The China Islamic Association, created in 1953, carries out government religious policy, oversees publication of religious literature, collects and collates historical Islamic documents, salvages cultural relics and conducts research into Islamic history and belief. The Association also organizes annual pilgrimages to Mecca. In 1955, the Association set up a national Islamic College in Beijing for the training of religious professionals and founded a bi-monthly magazine for Muslims in China in 1957. With the beginning of the Cultural Revolution in 1966, these activities ceased and were reactivated only in 1979. Provinces, cities, autonomous regional prefectures and counties with large Muslim populations set up local Islamic associations in the course of the 1980s, as did Taiwanese and Hong Kong Muslims.
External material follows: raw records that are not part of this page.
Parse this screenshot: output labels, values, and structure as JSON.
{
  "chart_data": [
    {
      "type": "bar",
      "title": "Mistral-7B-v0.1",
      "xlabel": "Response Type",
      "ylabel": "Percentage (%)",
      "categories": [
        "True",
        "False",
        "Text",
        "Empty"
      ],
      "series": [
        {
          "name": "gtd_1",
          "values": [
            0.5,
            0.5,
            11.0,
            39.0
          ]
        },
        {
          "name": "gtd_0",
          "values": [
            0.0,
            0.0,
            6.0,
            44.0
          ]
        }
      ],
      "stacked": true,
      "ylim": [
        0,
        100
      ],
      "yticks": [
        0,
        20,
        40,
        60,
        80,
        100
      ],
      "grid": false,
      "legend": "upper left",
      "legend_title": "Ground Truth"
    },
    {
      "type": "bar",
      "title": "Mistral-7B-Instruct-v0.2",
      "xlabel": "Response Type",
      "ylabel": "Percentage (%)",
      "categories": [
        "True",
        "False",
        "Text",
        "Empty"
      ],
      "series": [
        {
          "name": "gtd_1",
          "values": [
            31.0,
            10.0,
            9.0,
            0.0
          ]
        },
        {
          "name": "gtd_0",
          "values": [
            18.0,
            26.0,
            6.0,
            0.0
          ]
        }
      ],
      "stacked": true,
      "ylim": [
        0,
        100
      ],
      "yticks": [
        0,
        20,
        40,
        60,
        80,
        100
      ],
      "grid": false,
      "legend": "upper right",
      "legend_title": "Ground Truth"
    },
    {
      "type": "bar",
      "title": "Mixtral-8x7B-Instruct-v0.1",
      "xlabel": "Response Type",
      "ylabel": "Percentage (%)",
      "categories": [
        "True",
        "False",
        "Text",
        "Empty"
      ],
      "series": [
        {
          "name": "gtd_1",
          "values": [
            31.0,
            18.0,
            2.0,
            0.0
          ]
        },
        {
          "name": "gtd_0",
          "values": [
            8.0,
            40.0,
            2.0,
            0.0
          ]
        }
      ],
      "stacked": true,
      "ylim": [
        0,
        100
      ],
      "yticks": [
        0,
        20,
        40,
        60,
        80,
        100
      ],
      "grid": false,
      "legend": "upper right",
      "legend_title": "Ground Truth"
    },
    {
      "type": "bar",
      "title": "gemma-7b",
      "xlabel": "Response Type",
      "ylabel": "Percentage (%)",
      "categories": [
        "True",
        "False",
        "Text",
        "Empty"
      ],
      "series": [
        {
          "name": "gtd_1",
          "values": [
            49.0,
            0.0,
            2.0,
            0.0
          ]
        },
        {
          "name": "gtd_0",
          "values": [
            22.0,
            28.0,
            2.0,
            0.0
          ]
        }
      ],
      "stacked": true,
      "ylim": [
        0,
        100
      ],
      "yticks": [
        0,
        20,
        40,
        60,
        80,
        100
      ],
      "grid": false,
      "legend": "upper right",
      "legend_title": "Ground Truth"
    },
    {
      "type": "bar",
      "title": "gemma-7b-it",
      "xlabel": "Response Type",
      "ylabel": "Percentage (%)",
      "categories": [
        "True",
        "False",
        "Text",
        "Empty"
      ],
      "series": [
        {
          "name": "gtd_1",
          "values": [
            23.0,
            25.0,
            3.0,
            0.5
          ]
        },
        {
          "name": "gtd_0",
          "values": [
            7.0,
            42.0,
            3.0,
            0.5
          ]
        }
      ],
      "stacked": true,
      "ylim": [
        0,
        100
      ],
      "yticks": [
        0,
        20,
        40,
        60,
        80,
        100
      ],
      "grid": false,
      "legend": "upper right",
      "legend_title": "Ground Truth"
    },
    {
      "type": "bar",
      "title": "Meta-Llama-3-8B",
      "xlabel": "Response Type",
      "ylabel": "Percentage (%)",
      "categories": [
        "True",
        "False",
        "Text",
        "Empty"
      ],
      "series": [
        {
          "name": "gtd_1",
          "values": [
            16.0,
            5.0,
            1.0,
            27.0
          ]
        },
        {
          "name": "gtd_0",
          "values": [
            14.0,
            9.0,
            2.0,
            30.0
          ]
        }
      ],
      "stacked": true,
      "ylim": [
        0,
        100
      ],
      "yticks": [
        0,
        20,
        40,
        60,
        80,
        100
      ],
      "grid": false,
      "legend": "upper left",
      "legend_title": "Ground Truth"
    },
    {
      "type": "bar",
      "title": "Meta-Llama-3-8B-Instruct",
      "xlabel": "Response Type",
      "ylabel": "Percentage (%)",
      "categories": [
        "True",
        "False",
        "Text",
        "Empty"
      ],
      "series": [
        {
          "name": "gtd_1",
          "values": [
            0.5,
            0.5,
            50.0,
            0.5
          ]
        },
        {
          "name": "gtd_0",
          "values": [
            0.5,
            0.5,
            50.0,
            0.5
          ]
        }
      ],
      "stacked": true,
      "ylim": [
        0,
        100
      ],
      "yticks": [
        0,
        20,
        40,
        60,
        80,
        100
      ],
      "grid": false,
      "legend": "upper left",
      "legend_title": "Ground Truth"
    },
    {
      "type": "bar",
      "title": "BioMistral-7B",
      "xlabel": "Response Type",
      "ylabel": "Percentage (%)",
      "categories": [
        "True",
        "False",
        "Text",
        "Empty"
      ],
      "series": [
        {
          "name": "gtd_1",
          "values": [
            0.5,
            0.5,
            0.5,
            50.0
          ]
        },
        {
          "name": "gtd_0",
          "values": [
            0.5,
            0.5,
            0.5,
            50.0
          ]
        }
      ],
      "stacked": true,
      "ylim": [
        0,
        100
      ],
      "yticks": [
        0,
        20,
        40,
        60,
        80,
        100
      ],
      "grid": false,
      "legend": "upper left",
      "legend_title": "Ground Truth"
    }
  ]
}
See also: Islam and women; Islamic orders; Islamic mosques; Islamic worship
Further reading
Allés, E. (2000). Musulmans de Chine: Une anthropologie des Hui du Henan. Paris: Éditions de L’École Pratique des Hautes Études en Sciences Sociales.
Dillon, M. (1996). China’s Muslim. Oxford: Oxford University Press.
Gladney, D. (1991). Muslim Chinese: Ethnic Nationalism in the People’s Republic. Cambridge: Harvard University Press.
——(2003). Dislocating China: Muslims, Minorities, and Other Subaltern Subjects. Chicago: University of Chicago Press.
——(2003). ‘Islam in China: Accommodation or Separatism?’ In Daniel Overmyer (ed.), Religion in China Today. Cambridge: Cambridge University Press, 145–61.
Jaschok, M. and Shui, J.J. (2000). The History of Women’s Mosques in Chinese Islam. Richmond: Curzon.
Li, X.H., Feng, J.Y., Qing, H.B. and Sha, Q,.Z. (1998). Zhongguo Yisilanjiaoshi. Beijing: Zhongguo shehuikexue chubanshe.
Lipman, J. (1997). Familiar Strangers: A History of Muslims in Northwest China. Seattle: University of Washington Press.
Mi, S.J. and You, G. (eds) (2000). Zhongguo Yisi-lanjiao jianshi. Beijing: Zongjiao wenhua chubanshe.